Lecture Series in American Educational History

German - American Educational History

Topics, Trends, Fields of Research

Prof. Dr. Jürgen Overhoff                                                                                

Harvard and Yale, the Collegiate System, Democracy and Education, John Dewey – Wilhelm von Humboldt, the University of Berlin, academic freedom, the unity of teaching and research: German and American philosophies of education and their propagators have shaped the modern and distinctively western understanding of “Bildung” and education to a considerable degree. As the development of educational ideals in Germany and America has been marked by fruitful mutual interaction, the Münster CGAEH lecture series – organized in collaboration with Faculty from the University of Pennsylvania, Philadelphia – seeks to sharpen the notion of an entangled and intertwined German-American educational history. It also aims at identifying new and interesting fields of research. The series of lectures is open to all members of the University of Münster and to the general public.

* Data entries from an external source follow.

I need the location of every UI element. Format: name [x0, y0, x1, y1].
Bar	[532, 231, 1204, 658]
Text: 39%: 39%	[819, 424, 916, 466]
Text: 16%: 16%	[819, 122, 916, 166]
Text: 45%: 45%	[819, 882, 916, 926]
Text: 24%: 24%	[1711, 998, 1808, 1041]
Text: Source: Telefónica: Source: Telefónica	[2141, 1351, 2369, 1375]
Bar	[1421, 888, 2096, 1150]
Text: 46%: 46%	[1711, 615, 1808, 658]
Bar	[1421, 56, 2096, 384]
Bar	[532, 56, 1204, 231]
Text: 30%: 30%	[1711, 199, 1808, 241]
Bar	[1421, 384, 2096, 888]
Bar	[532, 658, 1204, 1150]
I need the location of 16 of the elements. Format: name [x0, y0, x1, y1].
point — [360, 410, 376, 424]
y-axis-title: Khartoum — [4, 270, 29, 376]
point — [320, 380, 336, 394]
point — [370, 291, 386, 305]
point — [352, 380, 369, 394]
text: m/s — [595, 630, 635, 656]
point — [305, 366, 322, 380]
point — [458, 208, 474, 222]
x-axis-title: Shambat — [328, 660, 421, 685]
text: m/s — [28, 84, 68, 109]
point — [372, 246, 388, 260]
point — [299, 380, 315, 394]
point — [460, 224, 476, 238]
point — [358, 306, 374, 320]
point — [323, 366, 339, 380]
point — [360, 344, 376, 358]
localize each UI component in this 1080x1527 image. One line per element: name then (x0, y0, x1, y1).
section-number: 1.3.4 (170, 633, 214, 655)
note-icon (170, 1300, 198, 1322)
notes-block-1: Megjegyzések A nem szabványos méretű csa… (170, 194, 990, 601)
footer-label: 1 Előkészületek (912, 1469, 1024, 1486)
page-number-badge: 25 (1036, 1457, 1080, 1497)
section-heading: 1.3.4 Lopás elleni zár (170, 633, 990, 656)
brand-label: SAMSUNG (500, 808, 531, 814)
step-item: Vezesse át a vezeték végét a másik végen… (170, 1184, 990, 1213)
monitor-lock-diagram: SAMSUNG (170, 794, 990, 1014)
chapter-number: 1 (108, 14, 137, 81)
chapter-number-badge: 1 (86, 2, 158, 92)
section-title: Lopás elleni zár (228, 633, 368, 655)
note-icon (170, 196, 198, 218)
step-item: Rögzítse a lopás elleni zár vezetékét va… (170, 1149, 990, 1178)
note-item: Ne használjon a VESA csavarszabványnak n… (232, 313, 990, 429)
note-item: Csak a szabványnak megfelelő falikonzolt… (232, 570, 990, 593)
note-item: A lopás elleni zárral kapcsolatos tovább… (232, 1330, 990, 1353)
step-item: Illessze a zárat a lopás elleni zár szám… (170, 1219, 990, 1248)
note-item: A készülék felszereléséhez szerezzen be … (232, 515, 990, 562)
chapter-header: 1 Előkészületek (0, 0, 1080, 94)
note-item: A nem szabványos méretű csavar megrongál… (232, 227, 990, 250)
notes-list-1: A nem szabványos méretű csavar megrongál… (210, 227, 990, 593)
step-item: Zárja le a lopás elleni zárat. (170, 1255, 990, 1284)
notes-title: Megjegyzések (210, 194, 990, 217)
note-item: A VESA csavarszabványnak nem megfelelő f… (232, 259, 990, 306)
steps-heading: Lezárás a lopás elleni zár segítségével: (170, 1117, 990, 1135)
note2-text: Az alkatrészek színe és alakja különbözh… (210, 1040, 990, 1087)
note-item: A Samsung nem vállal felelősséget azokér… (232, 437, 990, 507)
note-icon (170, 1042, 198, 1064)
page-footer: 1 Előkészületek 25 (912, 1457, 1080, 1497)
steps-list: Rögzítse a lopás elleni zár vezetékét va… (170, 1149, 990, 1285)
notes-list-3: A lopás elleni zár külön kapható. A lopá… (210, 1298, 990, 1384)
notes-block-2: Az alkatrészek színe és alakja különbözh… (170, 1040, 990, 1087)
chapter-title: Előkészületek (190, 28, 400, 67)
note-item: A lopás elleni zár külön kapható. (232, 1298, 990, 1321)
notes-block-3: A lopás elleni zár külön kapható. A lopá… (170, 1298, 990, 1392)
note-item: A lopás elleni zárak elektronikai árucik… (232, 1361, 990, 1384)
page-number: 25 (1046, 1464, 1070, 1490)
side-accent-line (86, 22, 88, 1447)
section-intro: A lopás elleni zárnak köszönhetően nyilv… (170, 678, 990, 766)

 8.4.2015 Prof. Dr. Jürgen Overhoff (Münster): Introduction
15.4.2015 Dr. Charlotte Lerg (München): The Uses and Abuses of the first German-American ProfessorialExchange: Academic Diplomacy, 1904-1914
22.4.2015 Prof. Dr. Heike Bungert (Münster): German Americans and their efforts to bring “Cultur” to the United States, 1848-1914
29.4.2015 Prof. Dr. Patrick Erben (West Georgia): “To direct my loving countryman’s defect”. Translingual education in  German-speaking Pennsylvania
 6.5.2015 Prof. Dr. Hartmut Lehmann (Kiel): The quincentennial commemoration of the Protestant Reformation on both sides of the Atlantic
13.5.2015 Prof. Dr. Frank Trommler (Philadelphia): Negotiating German “Bildung” and “Kultur” in American intellectual life, 1870-1918.
20.5.2015 Prof. Dr. Ewald Terhart (Münster): “Research on Teaching” in the USA and “Didaktik” in (West)-Germany. Influences since 1945
 3.6.2015 Prof. Dr. Bethany Wiggin (Philadelphia): Poor Christoph’s Almanac: Popular Education in Colonial German Almanacs
10.6.2015 Anne Overbeck, M.A. (Münster): “Stop teaching your kids Dutch!” (Dis-)Continuities in German-American Life in Indianapolis in the 19th and early 20th century.
17.6.2015 Prof. Dr. Katja Sarkowsky (Münster): Hyphenated Americanism: Horace Kallen, Randolph Bourne, and the Debate about Cultural Pluralism during World War I
24.6.2015 Prof. Dr. Simon Richter (Philadelphia): Goethe goes to Yale: William A. Speck, Alice Raphael, and the Education of America’s (privileged, male) youth, 1913-1928.
 1.7.2015 Prof. Dr. Johannes Bellmann (Münster): The Reception of John Dewey in Germany
8.7.2015 Prof. Dr. Leo O’Donovan, SJ (Washington, D.C.): American and German Perspectives on Universal Ethics. Searching for a New World Order.